Semeru erupsi disertai luncuran awan panas guguran sejauh 3 km
Sememr erupsi disertai luncuran awan panas guguran sejauh 3 km
Gunung Semeru, yang berada di perbatasan Kabupaten Lumajang dan Malang, Jawa Timur, kembali mengalami letusan dengan adanya awan panas guguran hingga 3 kilometer pada Selasa pagi. Seismolog Pos Pengamatan Gunung Semeru, Sigit Rian Alfian, menjelaskan bahwa aktivitas vulkanik ini terjadi pukul 05.22 WIB. Kolom abu yang teramati mencapai ketinggian sekitar 1.500 meter di atas puncak atau 5.176 meter di atas permukaan laut (mdpl).
“Letusan Gunung Semeru pada pukul 05.22 WIB menunjukkan kolom abu berwarna kelabu dengan intensitas tebal yang mengarah ke arah barat. Perekaman seismogram menunjukkan amplitudo maksimum 20 mm dan durasi sekitar tiga menit 23 detik,” kata Sigit Rian Alfian dalam keterangan yang diterima di Lumajang, Selasa.
Kemudian, pada pukul 06.03 WIB, terjadi erupsi kedua dengan kolom abu mencapai ketinggian 1.000 meter di atas puncak atau 4.676 mdpl. Kolom abu ini berwarna putih hingga kelabu, dengan arah dominan ke barat daya. Perekaman seismogram mencatat amplitudo maksimal 22 mm dan durasi 135 detik.
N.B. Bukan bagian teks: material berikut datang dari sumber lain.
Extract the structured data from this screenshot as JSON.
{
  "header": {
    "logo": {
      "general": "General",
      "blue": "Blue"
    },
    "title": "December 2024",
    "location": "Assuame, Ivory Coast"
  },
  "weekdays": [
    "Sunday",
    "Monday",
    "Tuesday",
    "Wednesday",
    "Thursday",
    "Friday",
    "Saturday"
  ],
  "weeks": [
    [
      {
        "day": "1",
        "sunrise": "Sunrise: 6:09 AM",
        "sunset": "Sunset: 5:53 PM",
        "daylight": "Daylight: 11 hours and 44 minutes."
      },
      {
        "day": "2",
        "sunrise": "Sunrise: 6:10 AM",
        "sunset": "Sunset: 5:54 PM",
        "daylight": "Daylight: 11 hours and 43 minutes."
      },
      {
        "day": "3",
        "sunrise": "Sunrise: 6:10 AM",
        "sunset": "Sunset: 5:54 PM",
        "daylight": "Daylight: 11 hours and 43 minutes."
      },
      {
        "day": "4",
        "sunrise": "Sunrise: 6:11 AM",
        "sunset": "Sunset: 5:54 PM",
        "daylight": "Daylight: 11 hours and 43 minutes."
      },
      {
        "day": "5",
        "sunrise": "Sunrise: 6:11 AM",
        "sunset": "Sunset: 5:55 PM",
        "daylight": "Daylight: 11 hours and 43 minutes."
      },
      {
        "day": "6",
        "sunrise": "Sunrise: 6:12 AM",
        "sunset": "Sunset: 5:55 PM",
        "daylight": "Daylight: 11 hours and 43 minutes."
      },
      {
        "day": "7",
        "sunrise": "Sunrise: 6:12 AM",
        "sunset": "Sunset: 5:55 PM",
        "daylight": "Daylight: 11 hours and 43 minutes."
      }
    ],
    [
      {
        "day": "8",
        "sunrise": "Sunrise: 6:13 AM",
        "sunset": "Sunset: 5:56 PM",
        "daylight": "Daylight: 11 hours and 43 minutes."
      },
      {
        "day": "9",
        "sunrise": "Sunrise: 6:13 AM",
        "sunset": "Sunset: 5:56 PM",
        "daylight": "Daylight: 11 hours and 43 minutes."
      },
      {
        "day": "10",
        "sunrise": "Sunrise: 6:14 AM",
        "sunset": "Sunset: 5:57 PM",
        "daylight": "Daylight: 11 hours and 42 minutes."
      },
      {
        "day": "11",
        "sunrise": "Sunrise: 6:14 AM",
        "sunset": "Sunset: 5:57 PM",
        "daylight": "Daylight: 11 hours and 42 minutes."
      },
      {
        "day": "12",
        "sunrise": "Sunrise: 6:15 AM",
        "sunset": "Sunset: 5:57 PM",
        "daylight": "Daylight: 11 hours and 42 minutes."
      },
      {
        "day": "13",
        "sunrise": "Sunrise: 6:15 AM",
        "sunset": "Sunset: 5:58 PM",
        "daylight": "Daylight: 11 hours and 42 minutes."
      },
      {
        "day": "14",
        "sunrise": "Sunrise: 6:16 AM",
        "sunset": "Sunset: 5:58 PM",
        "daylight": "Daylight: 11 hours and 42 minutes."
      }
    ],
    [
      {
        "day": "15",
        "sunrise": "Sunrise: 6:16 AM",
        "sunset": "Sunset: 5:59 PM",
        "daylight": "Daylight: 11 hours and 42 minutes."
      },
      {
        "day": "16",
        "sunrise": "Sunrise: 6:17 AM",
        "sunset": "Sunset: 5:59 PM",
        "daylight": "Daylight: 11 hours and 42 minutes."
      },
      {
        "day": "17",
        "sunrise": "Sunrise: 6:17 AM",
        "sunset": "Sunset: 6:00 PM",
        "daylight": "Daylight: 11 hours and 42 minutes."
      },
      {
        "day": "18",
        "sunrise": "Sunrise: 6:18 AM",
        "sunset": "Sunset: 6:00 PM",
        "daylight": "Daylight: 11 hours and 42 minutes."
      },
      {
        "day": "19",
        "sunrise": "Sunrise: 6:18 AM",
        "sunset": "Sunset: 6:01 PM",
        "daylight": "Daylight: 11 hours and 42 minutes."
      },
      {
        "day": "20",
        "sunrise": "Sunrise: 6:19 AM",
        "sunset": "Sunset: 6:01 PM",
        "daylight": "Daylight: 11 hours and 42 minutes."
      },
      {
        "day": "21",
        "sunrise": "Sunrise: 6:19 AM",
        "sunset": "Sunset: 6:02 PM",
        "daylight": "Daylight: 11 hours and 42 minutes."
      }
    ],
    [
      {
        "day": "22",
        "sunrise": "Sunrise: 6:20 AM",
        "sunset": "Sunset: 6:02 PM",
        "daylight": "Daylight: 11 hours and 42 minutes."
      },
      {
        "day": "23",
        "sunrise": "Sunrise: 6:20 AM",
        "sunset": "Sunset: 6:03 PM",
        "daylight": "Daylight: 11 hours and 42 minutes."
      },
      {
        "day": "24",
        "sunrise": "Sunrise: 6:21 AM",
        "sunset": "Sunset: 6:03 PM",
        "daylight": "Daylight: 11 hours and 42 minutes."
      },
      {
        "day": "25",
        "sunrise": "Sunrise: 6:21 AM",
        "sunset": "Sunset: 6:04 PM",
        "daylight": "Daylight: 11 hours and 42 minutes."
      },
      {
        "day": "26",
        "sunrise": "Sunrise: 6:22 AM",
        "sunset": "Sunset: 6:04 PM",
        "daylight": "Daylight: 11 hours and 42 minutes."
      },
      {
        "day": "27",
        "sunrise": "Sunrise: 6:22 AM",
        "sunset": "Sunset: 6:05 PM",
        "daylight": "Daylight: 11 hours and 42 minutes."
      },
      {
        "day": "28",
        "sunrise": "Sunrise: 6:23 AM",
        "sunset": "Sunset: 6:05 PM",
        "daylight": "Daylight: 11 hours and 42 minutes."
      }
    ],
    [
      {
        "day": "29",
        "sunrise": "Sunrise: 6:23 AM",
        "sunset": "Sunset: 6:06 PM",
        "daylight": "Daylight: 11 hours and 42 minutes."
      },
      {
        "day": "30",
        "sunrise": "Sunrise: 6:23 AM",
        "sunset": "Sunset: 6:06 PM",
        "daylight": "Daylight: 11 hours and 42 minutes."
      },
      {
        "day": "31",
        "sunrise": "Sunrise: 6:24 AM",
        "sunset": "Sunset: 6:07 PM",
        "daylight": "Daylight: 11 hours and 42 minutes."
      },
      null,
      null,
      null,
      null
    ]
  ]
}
Sigit menegaskan bahwa saat ini Gunung Semeru berada dalam Status Level III (Siaga). Rekomendasi petugas menyatakan bahwa masyarakat tidak boleh melakukan aktivitas di sektor tenggara, terutama di sepanjang Besuk Kobokan, yang berjarak 13 kilometer dari puncak. Selain itu, warga juga dilarang beraktivitas dalam radius lima kilometer dari kawah atau puncak Gunung Api Semeru karena risiko lontaran batu (pijar) yang tinggi.
“Di luar jarak aman 13 km dari puncak, masyarakat dianjurkan menjaga jarak minimal 500 meter dari tepi sungai di sepanjang Besuk Kobokan, mengingat potensi perluasan awan panas dan aliran lahar bisa mencapai 17 km dari puncak,” ujarnya.
Warga diberi imbauan untuk waspada terhadap ancaman awan panas, guguran lava, dan lahar di sepanjang aliran sungai/lembah yang bermula dari puncak Gunung Semeru. Area yang perlu diutamakan pemantauan meliputi Besuk Kobokan, Besuk Bang, Besuk Kembar, dan Besuk Sat, serta sungai-sungai kecil yang merupakan anak sungai dari Besuk Kobokan.